Só me apavorei de fato quando me dei conta de que precisarei passar 24hs em
observação dentro de um hospital, dividindo o espaço com outro convalescente.
O auxiliar do médico, que
carinhosamente apelidei de Igor – sendo ele o assistente do Dr. Frankenstein –
notando minhas dúvidas e angústias sobre o pós-operatório, perguntou se eu
sofria de nosocomefobia (medo de hospital, ele traduziu depois) ou de algum
tipo de psicopatia social já que por três ou quatro vezes lhe perguntei se não
podia ser liberado no mesmo dia e se não era viável me colocarem num quarto
sozinho.
– O que me apavora é passar 24hs
assistindo a TV aberta – confessei.
***
Em outra época, quando só havia
passado por uma cirurgia de fimose e não era tão metido assim, fui um ávido
consumidor de canais abertos. Assistia desde programas de culinária que me
auxiliavam a deglutir o almoço, até excelentes shows dominicais sobre como ser
um bom motorista de caminhão ou um exímio pescador esportivo na bacia
amazônica. Sem contar o mestrado que imagino ter conseguido como ouvinte no
Telecurso 2000.
Um dos meus preferidos era um
programa de culinária exibido ao meio dia na Band. Não lembro o nome do
gordinho careca que apresentava, recordo apenas que ele mais parecia um
torturador fazendo alta gastronomia do que um chef. Não que eu entenda muito de
pratos, talheres e sabores, mas sendo nuggets de frango e arroz congelado a
reprise diária, até se ele preparasse um ovo frito eu iria chamar de haute
cuisine.
Meus pais trabalhavam muito e só
chegavam a noite, hora em que mal bebiam um copo d’água e já iam capotar na
cama. Creio que se eles houvessem olhado com mais carinho para o interior da
geladeira teriam visto meu estoque de caixas contendo os pedaços de papelão
empanado.
Uma faxineira, que mais parecia um
índio de madeira (incluindo o silêncio), vinha semanalmente espalhar a poeira
da casa e preparar as porções do arroz-Highlander. Porém, isto não é desculpa
para uma dieta ruim, a questão é que entre as tranqueiras que um nugget pode
levar dentro de si deve haver algo ali ia que corroía meus neurônios aos
poucos, fazendo com que eu sofresse de uma esquizofrenia galinácea, tanto que a
noite, ao ser indagado por minha mãe o que almoçara, tratava logo de cacarejar:
– Hoje fui de Peixe ao Scalope…
Aprendi na TV, vendo um cozinheiro preparar…
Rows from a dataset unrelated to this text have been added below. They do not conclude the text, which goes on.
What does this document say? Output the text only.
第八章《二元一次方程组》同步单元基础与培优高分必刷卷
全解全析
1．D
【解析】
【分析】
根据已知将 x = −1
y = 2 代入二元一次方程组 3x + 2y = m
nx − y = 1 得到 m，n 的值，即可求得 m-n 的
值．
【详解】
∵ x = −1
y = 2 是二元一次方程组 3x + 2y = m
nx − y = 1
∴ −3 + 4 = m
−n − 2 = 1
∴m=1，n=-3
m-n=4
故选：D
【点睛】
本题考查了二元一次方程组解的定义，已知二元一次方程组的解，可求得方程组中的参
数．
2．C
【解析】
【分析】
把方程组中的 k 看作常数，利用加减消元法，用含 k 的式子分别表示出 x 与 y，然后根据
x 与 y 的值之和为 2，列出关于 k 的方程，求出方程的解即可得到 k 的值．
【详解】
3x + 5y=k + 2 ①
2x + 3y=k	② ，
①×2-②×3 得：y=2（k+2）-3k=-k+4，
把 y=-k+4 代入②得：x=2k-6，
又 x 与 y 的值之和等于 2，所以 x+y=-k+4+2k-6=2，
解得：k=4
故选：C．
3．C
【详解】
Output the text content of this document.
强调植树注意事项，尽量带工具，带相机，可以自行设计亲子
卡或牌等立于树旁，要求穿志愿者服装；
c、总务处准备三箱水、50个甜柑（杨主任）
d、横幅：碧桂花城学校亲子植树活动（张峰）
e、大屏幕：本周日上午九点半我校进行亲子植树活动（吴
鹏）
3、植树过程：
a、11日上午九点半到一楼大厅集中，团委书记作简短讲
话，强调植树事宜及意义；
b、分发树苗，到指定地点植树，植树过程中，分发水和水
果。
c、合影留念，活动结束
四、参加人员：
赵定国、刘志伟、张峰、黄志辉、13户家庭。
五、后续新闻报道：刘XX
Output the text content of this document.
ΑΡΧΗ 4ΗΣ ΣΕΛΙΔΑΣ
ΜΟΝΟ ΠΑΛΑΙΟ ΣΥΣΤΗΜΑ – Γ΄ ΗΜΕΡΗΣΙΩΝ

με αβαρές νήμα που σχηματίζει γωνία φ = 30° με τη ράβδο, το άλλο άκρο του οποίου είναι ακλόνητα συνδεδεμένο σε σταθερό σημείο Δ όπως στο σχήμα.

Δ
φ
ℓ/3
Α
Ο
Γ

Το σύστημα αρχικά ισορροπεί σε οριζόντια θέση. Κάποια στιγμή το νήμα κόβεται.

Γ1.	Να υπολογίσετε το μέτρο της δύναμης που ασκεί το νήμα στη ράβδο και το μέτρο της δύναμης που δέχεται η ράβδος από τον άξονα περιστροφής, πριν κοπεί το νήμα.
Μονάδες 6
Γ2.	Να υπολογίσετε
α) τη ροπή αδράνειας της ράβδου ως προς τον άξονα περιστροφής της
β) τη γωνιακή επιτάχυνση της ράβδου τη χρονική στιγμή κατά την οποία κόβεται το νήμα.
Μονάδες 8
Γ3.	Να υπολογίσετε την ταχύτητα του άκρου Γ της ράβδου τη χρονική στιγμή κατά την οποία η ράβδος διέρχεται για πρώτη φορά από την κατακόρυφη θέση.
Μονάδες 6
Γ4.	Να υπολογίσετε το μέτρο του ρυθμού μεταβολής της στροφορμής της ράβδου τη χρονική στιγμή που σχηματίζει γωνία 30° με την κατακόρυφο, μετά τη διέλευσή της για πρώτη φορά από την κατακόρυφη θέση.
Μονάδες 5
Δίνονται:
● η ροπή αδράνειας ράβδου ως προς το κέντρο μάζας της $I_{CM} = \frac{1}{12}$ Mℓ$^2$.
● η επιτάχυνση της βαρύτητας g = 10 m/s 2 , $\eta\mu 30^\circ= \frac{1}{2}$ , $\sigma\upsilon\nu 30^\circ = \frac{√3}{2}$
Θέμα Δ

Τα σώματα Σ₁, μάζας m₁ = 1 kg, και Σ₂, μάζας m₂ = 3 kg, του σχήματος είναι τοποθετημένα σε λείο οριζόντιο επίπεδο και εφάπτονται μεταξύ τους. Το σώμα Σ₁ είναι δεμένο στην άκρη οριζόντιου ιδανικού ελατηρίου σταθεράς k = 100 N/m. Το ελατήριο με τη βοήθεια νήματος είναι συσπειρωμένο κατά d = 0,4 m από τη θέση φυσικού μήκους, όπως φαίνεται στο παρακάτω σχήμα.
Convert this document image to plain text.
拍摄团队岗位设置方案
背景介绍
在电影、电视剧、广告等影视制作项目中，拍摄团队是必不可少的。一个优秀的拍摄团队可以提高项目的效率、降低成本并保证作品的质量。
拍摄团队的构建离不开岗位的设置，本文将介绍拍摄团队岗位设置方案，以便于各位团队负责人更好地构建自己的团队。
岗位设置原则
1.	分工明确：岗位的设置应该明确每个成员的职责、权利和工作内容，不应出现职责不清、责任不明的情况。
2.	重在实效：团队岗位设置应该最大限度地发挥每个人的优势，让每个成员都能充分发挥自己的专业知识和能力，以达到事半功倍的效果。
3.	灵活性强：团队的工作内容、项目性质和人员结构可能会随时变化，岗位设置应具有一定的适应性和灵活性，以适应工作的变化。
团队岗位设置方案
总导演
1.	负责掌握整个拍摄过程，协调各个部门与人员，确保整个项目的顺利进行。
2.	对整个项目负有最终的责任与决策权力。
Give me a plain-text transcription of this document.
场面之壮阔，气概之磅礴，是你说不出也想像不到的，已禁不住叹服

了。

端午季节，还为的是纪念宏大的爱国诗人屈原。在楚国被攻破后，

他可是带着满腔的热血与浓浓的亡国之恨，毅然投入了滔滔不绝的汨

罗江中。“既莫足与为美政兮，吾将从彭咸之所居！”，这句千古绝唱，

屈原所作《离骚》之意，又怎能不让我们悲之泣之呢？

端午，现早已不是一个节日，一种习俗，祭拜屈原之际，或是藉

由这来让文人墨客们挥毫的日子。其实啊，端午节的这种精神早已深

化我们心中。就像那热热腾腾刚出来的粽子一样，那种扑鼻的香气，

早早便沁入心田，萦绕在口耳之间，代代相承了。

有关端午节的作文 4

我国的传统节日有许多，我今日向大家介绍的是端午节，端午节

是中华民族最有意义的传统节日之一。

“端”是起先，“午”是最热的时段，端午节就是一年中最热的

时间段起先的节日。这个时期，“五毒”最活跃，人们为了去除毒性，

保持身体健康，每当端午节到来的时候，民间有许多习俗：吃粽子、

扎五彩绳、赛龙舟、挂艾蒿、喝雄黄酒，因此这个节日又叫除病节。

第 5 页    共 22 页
Ela, cansada, passava até o quarto
comentando que aquilo era muito bom, sem contar que eu parecia fazer milagres
com o dinheiro que sempre ficava na cômoda para uma eventual emergência.
Não lembro quando comecei a
desenvolver a técnica de mentir para mim mesmo, sei que aquilo foi tão natural
quanto ir dormir com uma vela acesa em cima do sofá e não acordar mais. Consigo
apenas me ver, em frente a antiga Semp Toshiba, feito um samurai no alto de uma
montanha treinando ao pôr do sol meus golpes, sincronizando o que via na tela
com o que restava no prato, embarcando num spaghetti al pesto tendo a boca
pequenos pedaços de botinas, pés de galinha e conservantes. Após o banquete,
mudava de canal e saboreava os desenhos, o Chapolin e até aquele seriado
Blossom, tudo sem culpa. Sequer notava quando os deuses, ou a Palmirinha
Onofre, reprisavam o episódio do Pica-Pau faminto onde ele devorava até as
folhas do calendário.
Algum ingrediente alucinógeno deve
brotar da mistura de exemplares da Revista Hermes® triturados com meia dúzia de
miúdos de frango aliados aquela realidade virtual, pois cheguei ao cúmulo de numa
tarde treinar o meu discurso na sede da ONU relatando a descoberta da cura para
a fome no mundo. Meus antolhos caíram no dia em que desmaiei na quadra do
colégio e ainda delirando falei para a enfermeira do posto de saúde:
– Hum, muito bom esse camarão com
queijo roquefort, foi a senhora que fez?
– Menino, você tá tomando soro na
veia…
De sobremesa recebi a intimação de
minha mãe para todos os dias ir até o seu trabalho e almoçar sob sua
supervisão. Após um prato com feijão, verdura e carne de verdade finalmente
recobrei a consciência.
E só então lembrei
que meus pais eram donos de um restaurante.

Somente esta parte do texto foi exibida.